The rain that comes with the cyclone may also trigger landslides that can wash away camps built on hillsides. According to deputy refugee commissioner Shamsud Douza, all the Rohingyas in the camps are at risk. Thousands of volunteers are involved in moving the refugees to solid structures like schools.
Weather officials in Dhaka have classified the cyclone as "very severe" and Indian meteorological officials are calling it "extremely severe". It is the most powerful cyclone approaching Bangladesh and Myanmar in nearly two decades.
Azizur Rahman, the head of Bangladesh's Meteorological Department told AFP that Cyclone Mocha is the most powerful storm since Cyclone Sidr (2007). It killed over 3,000 people on Bangladesh's southern coast and cost billions of dollars in damage.
Mocha is expected to make landfall between Cox's Bazar in Bangladesh and Sittwe in Myanmar on Sunday morning.
This is where close to one million Rohingya refugees are living in flimsy camps made of tarpaulin and bamboo. The country's government does not allow the Rohingya people to build permanent concrete homes because they may perceive it as an encouragement to stay in Bangladesh forever and not return to their home country Myanmar. The refugee crisis began five years ago.
In Sittwe, people are carrying their possessions and heading to higher grounds. The town has about 150,000 people and all markets are now shut down with people seeking shelter in monasteries. Myanmar's junta authorities were supervising evacuations from villages along the Rakhine coast. Myanmar Airways International has suspended all flights to Rakhine till Monday, reported AFP.
On Friday, the World Meteorological Organisation (WMO) warned of a storm surge of 2-2.5 metres over the weekend that was likely to inundate low-lying areas of North Myanmar as well as parts of Bangladesh. It's a very dangerous cyclone and is associated with violent winds. There will be major impacts both ahead and after landfall for potentially hundreds of thousands of the world's most vulnerable people," said WMO spokesman Clare Nullis.
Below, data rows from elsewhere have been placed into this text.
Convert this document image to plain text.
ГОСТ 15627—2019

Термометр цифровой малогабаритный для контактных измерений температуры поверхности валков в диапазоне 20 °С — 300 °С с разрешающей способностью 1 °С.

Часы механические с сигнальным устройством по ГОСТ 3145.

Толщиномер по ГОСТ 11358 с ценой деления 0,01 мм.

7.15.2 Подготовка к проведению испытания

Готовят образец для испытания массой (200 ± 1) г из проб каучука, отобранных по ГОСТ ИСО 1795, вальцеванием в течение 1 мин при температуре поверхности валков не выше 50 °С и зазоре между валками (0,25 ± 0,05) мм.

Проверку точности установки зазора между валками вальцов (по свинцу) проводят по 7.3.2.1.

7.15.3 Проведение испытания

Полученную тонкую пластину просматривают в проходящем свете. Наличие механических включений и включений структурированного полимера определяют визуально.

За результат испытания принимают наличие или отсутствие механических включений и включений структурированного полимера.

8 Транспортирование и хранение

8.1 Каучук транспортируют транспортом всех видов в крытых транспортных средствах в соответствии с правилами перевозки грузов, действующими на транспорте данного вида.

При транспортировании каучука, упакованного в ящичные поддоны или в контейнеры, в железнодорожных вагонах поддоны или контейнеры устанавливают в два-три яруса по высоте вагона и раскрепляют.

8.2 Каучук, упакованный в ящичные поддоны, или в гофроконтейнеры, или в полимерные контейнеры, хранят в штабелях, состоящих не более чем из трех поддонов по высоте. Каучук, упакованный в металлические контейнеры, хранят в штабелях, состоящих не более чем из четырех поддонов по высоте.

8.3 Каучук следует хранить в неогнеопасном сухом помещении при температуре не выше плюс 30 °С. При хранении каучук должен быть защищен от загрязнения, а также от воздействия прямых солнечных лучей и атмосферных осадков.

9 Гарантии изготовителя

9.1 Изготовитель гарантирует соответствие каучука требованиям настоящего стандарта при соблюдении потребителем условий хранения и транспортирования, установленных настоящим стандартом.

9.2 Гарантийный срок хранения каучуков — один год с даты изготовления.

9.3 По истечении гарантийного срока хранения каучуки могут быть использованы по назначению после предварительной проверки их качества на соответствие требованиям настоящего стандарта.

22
Cyclone Mocha is currently centred around Port Blair and it has triggered bad weather. A Port Blair-bound Vistara flight (UK747) returned to Kolkata.
Northeast India is likely to see heavy rainfall from May 13-16. The rest of the country is not likely to see significant weather change and IMD has issued a heatwave warning for Konkan, Madhya Maharashtra, Gujarat, West Rajasthan, West Madhya Pradesh, Vidarbha, Bihar, Odisha, Gangetic West Bengal, Coastal Andhra Pradesh, and Yanam till May 16.